The PartitionKey a string that we use to split up the data.  For example, if we were creating a table that would store news articles, the PartitionKey may be the section header (Top News, Sports, Weather, etc).  We can then take each of these groupings and put each individual one on a different server.  This is part of how we can scale.

RowKey

The RowKey is also a string that we use to sort the data.  This needs to be a unique entry for each row of data.  The most common thing to use so far has been some form of date entry.  This is what we use by default to sort the data.  So if you use the ticks of the current timestamp, then all your data will show up with the oldest entry first.  If you want them to show up the other way around, one easy way to make that happen is to subtrace the current timestamp from the DateTime.MaxValue and then get the ticks from that.  Just please remember to use UTC times!

Azure Queues

When you get data from a user and want to enter it into the data backend, there are a few ways to handle it.  The major reason that I see for using a queue is for the situation where something happens while entering data into the back end.  If you just enter the data directly from the web site’s code, you can get into a situation where some tables are updated and others are not.  If you instead place the data into a queue and then have a Worker Role process that pulls that out of the queue, if there is a problem then the message will still be in the queue and the next Worker Role process can pull it out and process it.

This isn’t without it’s own set of problems however.

  • If you have updated some data, when you try to insert into a table you can get an error that the data already exists.  So you need to check for that and call update instead.
  • You then have a problem where the data may have existed when you attempted to insert it again, but it was then deleted before you tried to update so that also fails.  So to handle that, you need to put the insert/update attempt into a loop to ensure it happens.
  • What if the reason that a Worker Role crashes or doesn’t complete is because the message is causing the problem (corrupt data)?  Then you need to have a way to check when you are processing a message to see if the timestamp when the message was entered into the database was a certain time in the past.  If that is the case, then you know that the message is bad so just delete it.

Azure Blobs

Blobs are a really interesting concept where you can store named files in the cloud.  You can also store metadata for these files.  One way that this can be used is to store the images used on your website.  Typically they have always been stored in a subdirectory of your website.  The problem with doing that is that the package that you use to deploy your website to Azure will then have these images.  This means if you want to update your images, you have to redeploy the entire package.  If you instead store them in blob storage, you can then update them whenever you want and it doesn’t affect the website at all.

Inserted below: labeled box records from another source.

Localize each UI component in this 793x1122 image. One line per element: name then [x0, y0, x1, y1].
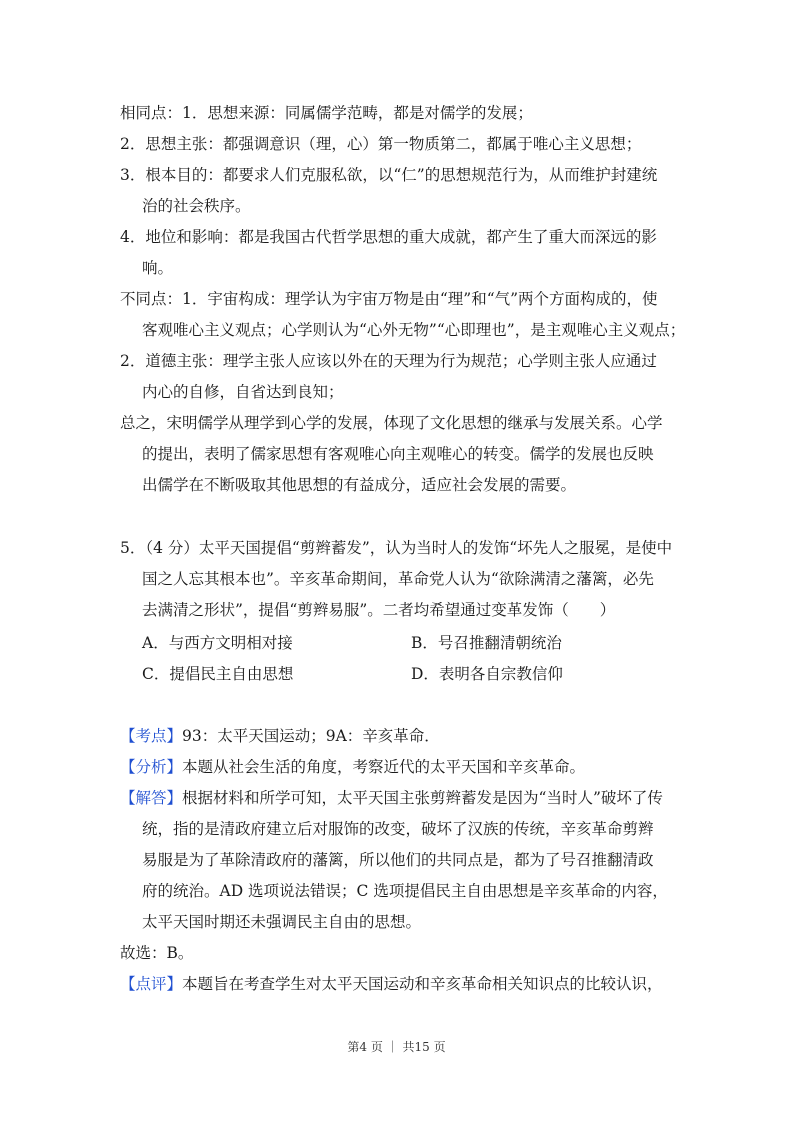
dianping-text: 本题旨在考查学生对太平天国运动和辛亥革命相关知识点的比较认识，	[182, 975, 663, 993]
kaodian-line	[120, 726, 440, 746]
comparison-line: 响。	[142, 259, 174, 277]
jieda-line: 统，指的是清政府建立后对服饰的改变，破坏了汉族的传统，辛亥革命剪辫	[142, 820, 654, 838]
comparison-line: 内心的自修，自省达到良知；	[142, 383, 344, 401]
comparison-line: 治的社会秩序。	[142, 197, 251, 215]
comparison-line: 客观唯心主义观点；心学则认为“心外无物”“心即理也”，是主观唯心主义观点；	[142, 321, 686, 339]
kaodian-tag: 【考点】	[120, 727, 183, 745]
fenxi-line	[120, 757, 585, 777]
comparison-line: 不同点：1．宇宙构成：理学认为宇宙万物是由“理”和“气”两个方面构成的，使	[120, 290, 658, 308]
question-stem: 5．（4 分）太平天国提倡“剪辫蓄发”，认为当时人的发饰“坏先人之服冕，是使中	[120, 539, 673, 557]
answer-line: 故选：B。	[120, 944, 194, 962]
fenxi-tag: 【分析】	[120, 758, 183, 776]
jieda-line: 易服是为了革除清政府的藩篱，所以他们的共同点是，都为了号召推翻清政	[142, 851, 654, 869]
jieda-line: 太平天国时期还未强调民主自由的思想。	[142, 913, 422, 931]
dianping-line	[120, 974, 663, 994]
summary-line: 的提出，表明了儒家思想有客观唯心向主观唯心的转变。儒学的发展也反映	[142, 445, 654, 463]
question-stem: 去满清之形状”，提倡“剪辫易服”。二者均希望通过变革发饰（ ）	[142, 601, 616, 619]
comparison-line: 3．根本目的：都要求人们克服私欲，以“仁”的思想规范行为，从而维护封建统	[120, 166, 658, 184]
comparison-line: 相同点：1．思想来源：同属儒学范畴，都是对儒学的发展；	[120, 104, 533, 122]
summary-line: 出儒学在不断吸取其他思想的有益成分，适应社会发展的需要。	[142, 476, 577, 494]
option-d: D．表明各自宗教信仰	[411, 665, 563, 683]
option-c: C．提倡民主自由思想	[142, 665, 294, 683]
question-stem: 国之人忘其根本也”。辛亥革命期间，革命党人认为“欲除满清之藩篱，必先	[142, 570, 654, 588]
comparison-line: 2．道德主张：理学主张人应该以外在的天理为行为规范；心学则主张人应通过	[120, 352, 657, 370]
dianping-tag: 【点评】	[120, 975, 183, 993]
jieda-line: 府的统治。AD 选项说法错误；C 选项提倡民主自由思想是辛亥革命的内容，	[142, 882, 668, 900]
comparison-line: 4．地位和影响：都是我国古代哲学思想的重大成就，都产生了重大而深远的影	[120, 228, 657, 246]
option-b: B．号召推翻清朝统治	[411, 634, 562, 652]
jieda-tag: 【解答】	[120, 789, 183, 807]
jieda-line	[120, 788, 663, 808]
comparison-line: 2．思想主张：都强调意识（理，心）第一物质第二，都属于唯心主义思想；	[120, 135, 642, 153]
kaodian-text: 93：太平天国运动；9A：辛亥革命．	[182, 727, 440, 745]
page-footer: 第4 页 ｜ 共15 页	[347, 1040, 446, 1054]
fenxi-text: 本题从社会生活的角度，考察近代的太平天国和辛亥革命。	[182, 758, 586, 776]
jieda-text: 根据材料和所学可知，太平天国主张剪辫蓄发是因为“当时人”破坏了传	[182, 789, 663, 807]
summary-line: 总之，宋明儒学从理学到心学的发展，体现了文化思想的继承与发展关系。心学	[120, 414, 663, 432]
option-a: A．与西方文明相对接	[142, 634, 293, 652]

You can use the name of the file to include a \ in it and treat those like folders.  So if you had music files you were storing, you could put it in as a file name called “rock\myrocksong.mp3”.  You could then do queries to pull out all the “rock” files.

How Do I Videos

There are some great “How Do I” videos available for Windows Azure, be sure to check them out.

Going forward

I am going to continue to look into Windows Azure and some of the other pieces of Azure and will post things as I figure them out.  I already have a few tips that I have been looking at, but I want to get a few more before I start posting them.  Let me know what you think of Azure and any of these things.